WASHINGTON — NASA completed a second wet dress rehearsal for the Artemis 2 mission on Feb. 19 without any of the hydrogen leaks seen in the first such test earlier this month.

NASA declared the wet dress rehearsal, or WDR, complete at 10:16 p.m. Eastern. During the test, NASA loaded the Space Launch System core and upper stages with liquid hydrogen and liquid oxygen propellants, then conducted a practice countdown. That included one countdown that stopped at T-minus 33 seconds, as planned, then recycled for another terminal countdown that stopped at T-minus 29 seconds.

The test appeared to avoid the problems seen during the first WDR on Feb. 2, when the agency reported liquid hydrogen leaks while fueling the core stage and later while pressurizing the core stage tanks during the terminal countdown. The agency decided to replace and test seals at the interface between ground equipment and the SLS.

NASA reported no leaks during fueling or subsequent countdown operations. The agency said there were only minor issues during the WDR, including a ground communications issue in the launch control center and a “voltage anomaly” in a booster avionics system that briefly paused the countdown.

“Hydrogen gas concentrations remained under allowable limits, giving engineers confidence in new seals installed in an interface used to route fuel to the rocket,” NASA said in a statement after completing the WDR.

The agency will hold a briefing Feb. 20 to discuss the results. NASA has not set a launch date for Artemis 2, and agency officials said they will complete their review of data from the WDR before doing so.

However, NASA said in its statement that the four-person Artemis 2 crew would enter prelaunch quarantine on Feb. 20. That quarantine typically begins about two weeks before launch, and starting it on that date “preserves flexibility in the March launch window,” the agency said.

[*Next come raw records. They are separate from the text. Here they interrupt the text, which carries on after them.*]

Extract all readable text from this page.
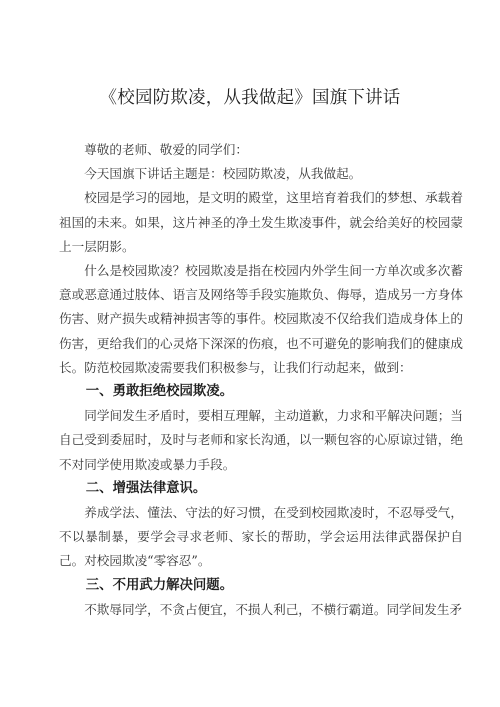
《校园防欺凌，从我做起》国旗下讲话

尊敬的老师、敬爱的同学们：

今天国旗下讲话主题是：校园防欺凌，从我做起。

校园是学习的园地，是文明的殿堂，这里培育着我们的梦想、承载着祖国的未来。如果，这片神圣的净土发生欺凌事件，就会给美好的校园蒙上一层阴影。

什么是校园欺凌？校园欺凌是指在校园内外学生间一方单次或多次蓄意或恶意通过肢体、语言及网络等手段实施欺负、侮辱，造成另一方身体伤害、财产损失或精神损害等的事件。校园欺凌不仅给我们造成身体上的伤害，更给我们的心灵烙下深深的伤痕，也不可避免的影响我们的健康成长。防范校园欺凌需要我们积极参与，让我们行动起来，做到：

一、勇敢拒绝校园欺凌。

同学间发生矛盾时，要相互理解，主动道歉，力求和平解决问题；当自己受到委屈时，及时与老师和家长沟通，以一颗包容的心原谅过错，绝不对同学使用欺凌或暴力手段。

二、增强法律意识。

养成学法、懂法、守法的好习惯，在受到校园欺凌时，不忍辱受气，不以暴制暴，要学会寻求老师、家长的帮助，学会运用法律武器保护自己。对校园欺凌“零容忍”。

三、不用武力解决问题。

不欺辱同学，不贪占便宜，不损人利己，不横行霸道。同学间发生矛
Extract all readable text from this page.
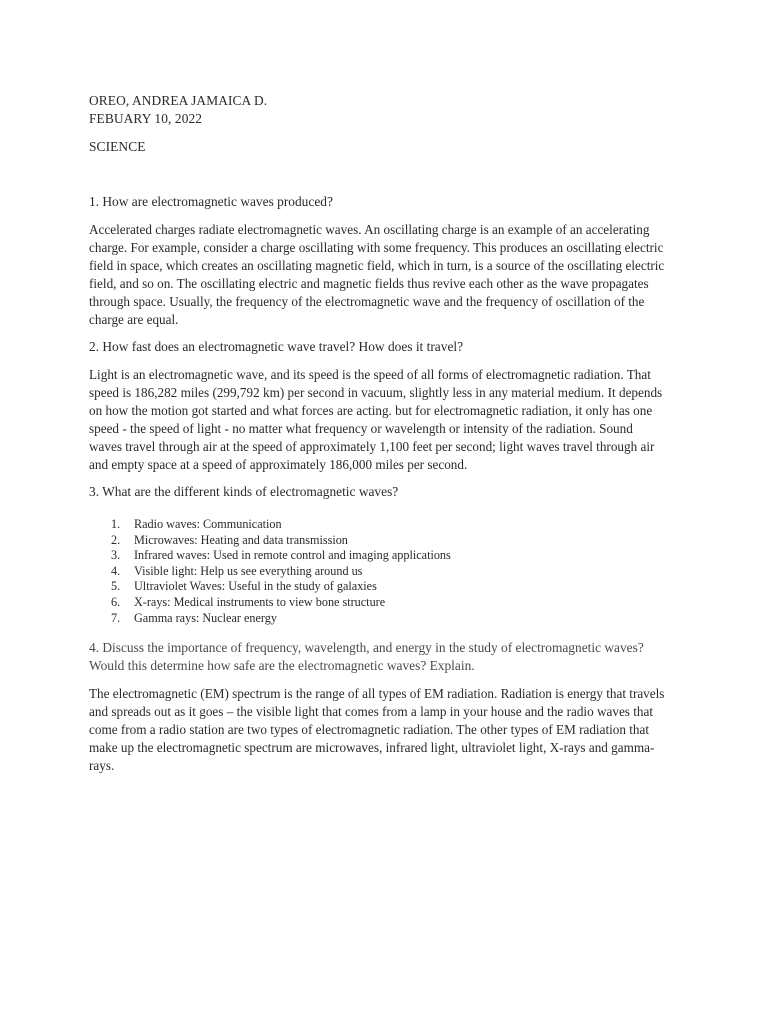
OREO, ANDREA JAMAICA D.

FEBUARY 10, 2022

SCIENCE

1. How are electromagnetic waves produced?

Accelerated charges radiate electromagnetic waves. An oscillating charge is an example of an accelerating charge. For example, consider a charge oscillating with some frequency. This produces an oscillating electric field in space, which creates an oscillating magnetic field, which in turn, is a source of the oscillating electric field, and so on. The oscillating electric and magnetic fields thus revive each other as the wave propagates through space. Usually, the frequency of the electromagnetic wave and the frequency of oscillation of the charge are equal.

2. How fast does an electromagnetic wave travel? How does it travel?

Light is an electromagnetic wave, and its speed is the speed of all forms of electromagnetic radiation. That speed is 186,282 miles (299,792 km) per second in vacuum, slightly less in any material medium. It depends on how the motion got started and what forces are acting. but for electromagnetic radiation, it only has one speed - the speed of light - no matter what frequency or wavelength or intensity of the radiation. Sound waves travel through air at the speed of approximately 1,100 feet per second; light waves travel through air and empty space at a speed of approximately 186,000 miles per second.

3. What are the different kinds of electromagnetic waves?

1.	Radio waves: Communication
2.	Microwaves: Heating and data transmission
3.	Infrared waves: Used in remote control and imaging applications
4.	Visible light: Help us see everything around us
5.	Ultraviolet Waves: Useful in the study of galaxies
6.	X-rays: Medical instruments to view bone structure
7.	Gamma rays: Nuclear energy

4. Discuss the importance of frequency, wavelength, and energy in the study of electromagnetic waves? Would this determine how safe are the electromagnetic waves? Explain.

The electromagnetic (EM) spectrum is the range of all types of EM radiation. Radiation is energy that travels and spreads out as it goes – the visible light that comes from a lamp in your house and the radio waves that come from a radio station are two types of electromagnetic radiation. The other types of EM radiation that make up the electromagnetic spectrum are microwaves, infrared light, ultraviolet light, X-rays and gamma-rays.
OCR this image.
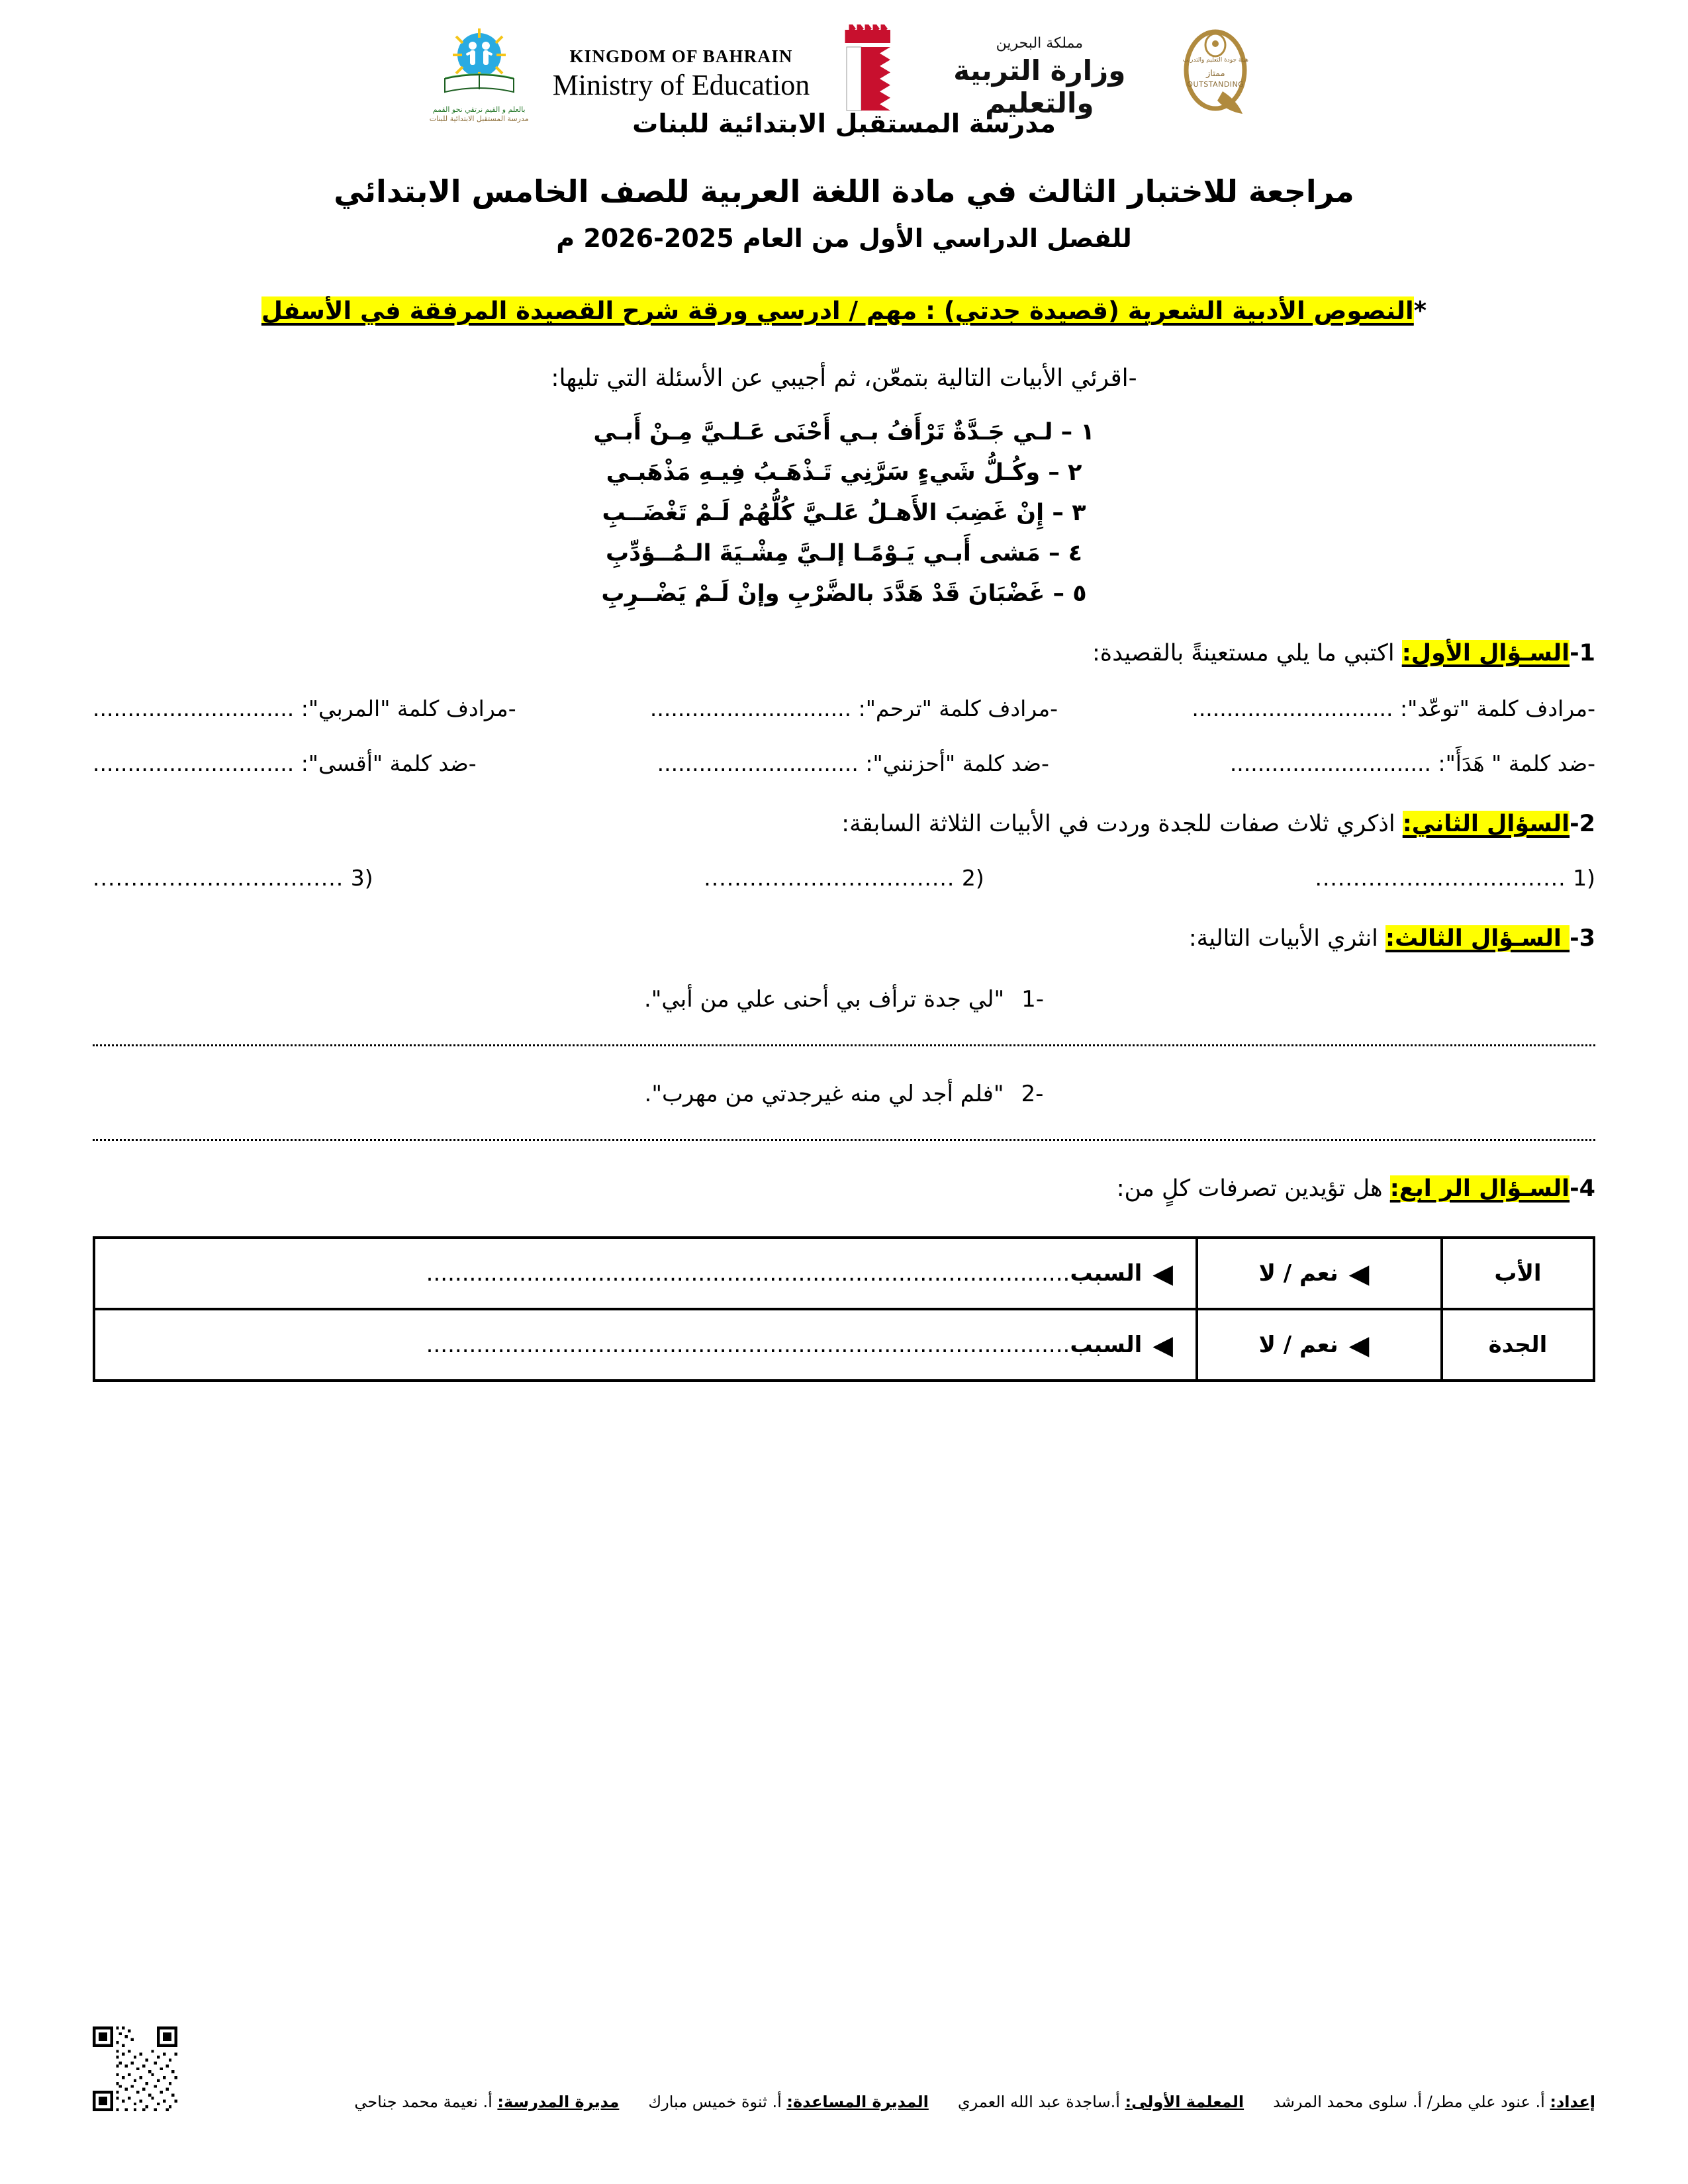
بالعلم و القيم نرتقي نحو القمم
مدرسة المستقبل الابتدائية للبنات
KINGDOM OF BAHRAIN
Ministry of Education
مملكة البحرين
وزارة التربية والتعليم
هيئة جودة التعليم والتدريب
ممتاز
OUTSTANDING
مدرسة المستقبل الابتدائية للبنات
مراجعة للاختبار الثالث في مادة اللغة العربية للصف الخامس الابتدائي
للفصل الدراسي الأول من العام 2025-2026 م
*النصوص الأدبية الشعرية (قصيدة جدتي) : مهم / ادرسي ورقة شرح القصيدة المرفقة في الأسفل
-اقرئي الأبيات التالية بتمعّن، ثم أجيبي عن الأسئلة التي تليها:
١ – لـي جَـدَّةٌ تَرْأَفُ بـي أَحْنَى عَـلـيَّ مِـنْ أَبـي
٢ – وكُـلُّ شَيءٍ سَرَّنِي تَـذْهَـبُ فِيـهِ مَذْهَبـي
٣ – إِنْ غَضِبَ الأَهـلُ عَلـيَّ كُلُّهُمْ لَـمْ تَغْضَــبِ
٤ – مَشى أَبـي يَـوْمًـا إلـيَّ مِشْـيَةَ الـمُــؤدِّبِ
٥ – غَضْبَانَ قَدْ هَدَّدَ بالضَّرْبِ وإنْ لَـمْ يَضْــرِبِ
1-السـؤال الأول: اكتبي ما يلي مستعينةً بالقصيدة:
-مرادف كلمة "توعّد": .............................
-مرادف كلمة "ترحم": .............................
-مرادف كلمة "المربي": .............................
-ضد كلمة " هَدَأَ": .............................
-ضد كلمة "أحزنني": .............................
-ضد كلمة "أقسى": .............................
2-السؤال الثاني: اذكري ثلاث صفات للجدة وردت في الأبيات الثلاثة السابقة:
(1 .................................
(2 .................................
(3 .................................
3- السـؤال الثالث: انثري الأبيات التالية:
-1"لي جدة ترأف بي أحنى علي من أبي".
-2"فلم أجد لي منه غيرجدتي من مهرب".
4-السـؤال الر ابع: هل تؤيدين تصرفات كلٍ من:
الأب	◀نعم / لا	◀السبب..........................................................................................
الجدة	◀نعم / لا	◀السبب..........................................................................................
إعداد: أ. عنود علي مطر/ أ. سلوى محمد المرشد
المعلمة الأولى: أ.ساجدة عبد الله العمري
المديرة المساعدة: أ. ثنوة خميس مبارك
مديرة المدرسة: أ. نعيمة محمد جناحي
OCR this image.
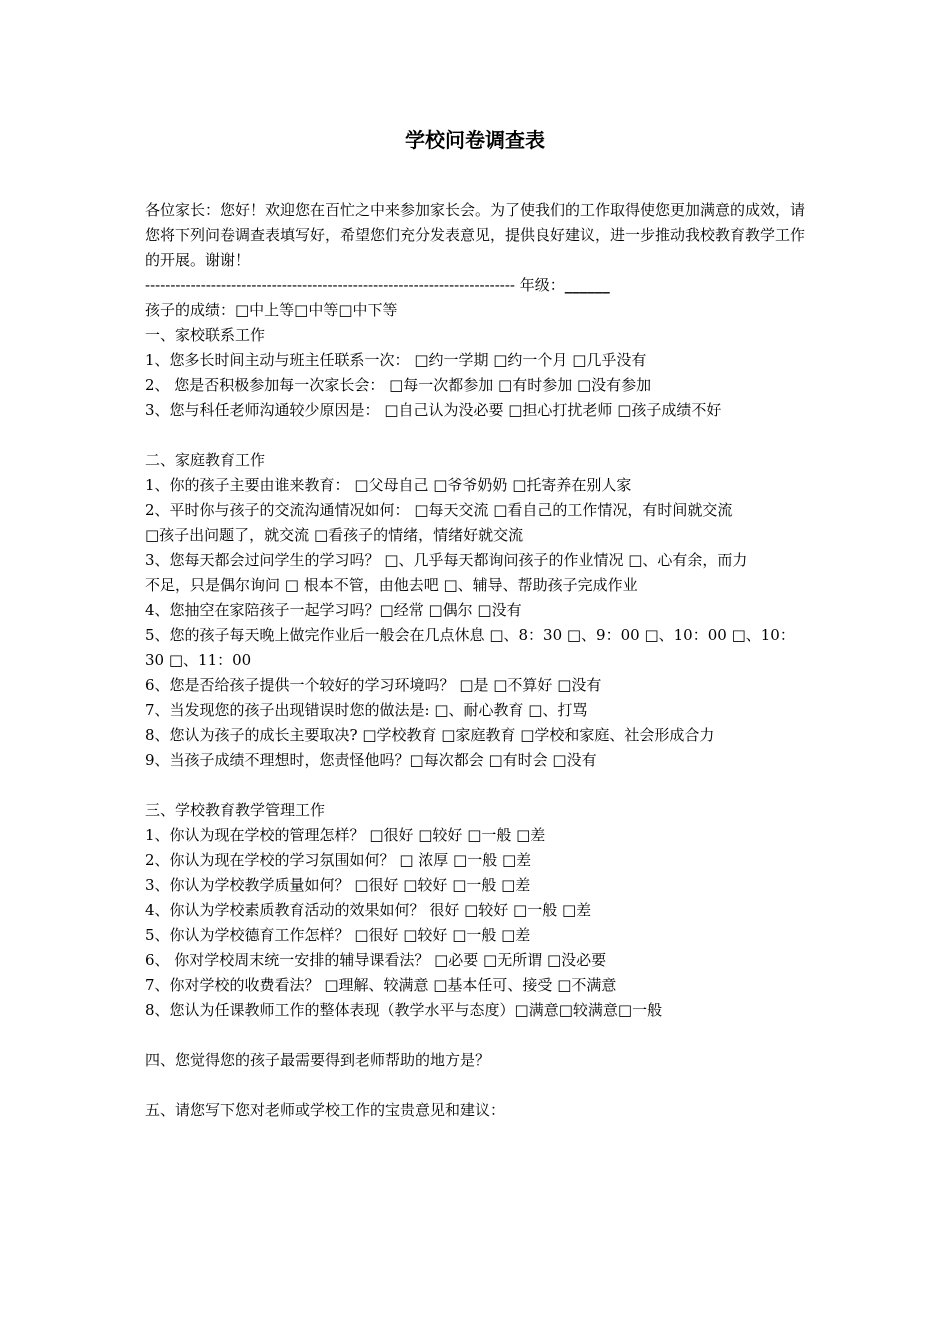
学校问卷调查表
各位家长：您好！欢迎您在百忙之中来参加家长会。为了使我们的工作取得使您更加满意的成效，请您将下列问卷调查表填写好，希望您们充分发表意见，提供良好建议，进一步推动我校教育教学工作的开展。谢谢！
------------------------------------------------------------------------- 年级：______
孩子的成绩：□中上等□中等□中下等
一、家校联系工作
1、您多长时间主动与班主任联系一次： □约一学期 □约一个月 □几乎没有
2、 您是否积极参加每一次家长会： □每一次都参加 □有时参加 □没有参加
3、您与科任老师沟通较少原因是： □自己认为没必要 □担心打扰老师 □孩子成绩不好
二、家庭教育工作
1、你的孩子主要由谁来教育： □父母自己 □爷爷奶奶 □托寄养在别人家
2、平时你与孩子的交流沟通情况如何： □每天交流 □看自己的工作情况，有时间就交流
□孩子出问题了，就交流 □看孩子的情绪，情绪好就交流
3、您每天都会过问学生的学习吗？ □、几乎每天都询问孩子的作业情况 □、心有余，而力
不足，只是偶尔询问 □ 根本不管，由他去吧 □、辅导、帮助孩子完成作业
4、您抽空在家陪孩子一起学习吗？□经常 □偶尔 □没有
5、您的孩子每天晚上做完作业后一般会在几点休息 □、8：30 □、9：00 □、10：00 □、10：
30 □、11：00
6、您是否给孩子提供一个较好的学习环境吗？ □是 □不算好 □没有
7、当发现您的孩子出现错误时您的做法是: □、耐心教育 □、打骂
8、您认为孩子的成长主要取决? □学校教育 □家庭教育 □学校和家庭、社会形成合力
9、当孩子成绩不理想时，您责怪他吗？□每次都会 □有时会 □没有
三、学校教育教学管理工作
1、你认为现在学校的管理怎样？ □很好 □较好 □一般 □差
2、你认为现在学校的学习氛围如何？ □ 浓厚 □一般 □差
3、你认为学校教学质量如何？ □很好 □较好 □一般 □差
4、你认为学校素质教育活动的效果如何？ 很好 □较好 □一般 □差
5、你认为学校德育工作怎样？ □很好 □较好 □一般 □差
6、 你对学校周末统一安排的辅导课看法？ □必要 □无所谓 □没必要
7、你对学校的收费看法？ □理解、较满意 □基本任可、接受 □不满意
8、您认为任课教师工作的整体表现（教学水平与态度）□满意□较满意□一般
四、您觉得您的孩子最需要得到老师帮助的地方是？
五、请您写下您对老师或学校工作的宝贵意见和建议：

That window runs from March 6 to 11, with two-hour launch windows opening on the evenings of March 6, 7, 8 and 9 and shortly after midnight on March 11.

Preparations for Artemis 2, the first crewed flight of the SLS and Orion spacecraft, are facing additional scrutiny after NASA released a report Feb. 19 assessing the technical and organizational failures of Boeing’s CST-100 Starliner crewed test flight in 2024. Boeing is also the prime contractor for the SLS.

At a news conference about the report, NASA Administrator Jared Isaacman downplayed any connection between the two programs, citing differences in technologies and contracting approaches.

“SLS leverages a lot of components that go back to the Space Shuttle program, procured and assembled in a more traditional way,” he said, along with “the mindset that this is now the most important human spaceflight mission in more than a half century.”

“There cannot be enough eyes on this program. I’ve dispatched second and third and fourth sets of eyes during the Artemis 2 campaign,” he said. “We are putting a lot of attention on this because this is a mission we do not want to get wrong.”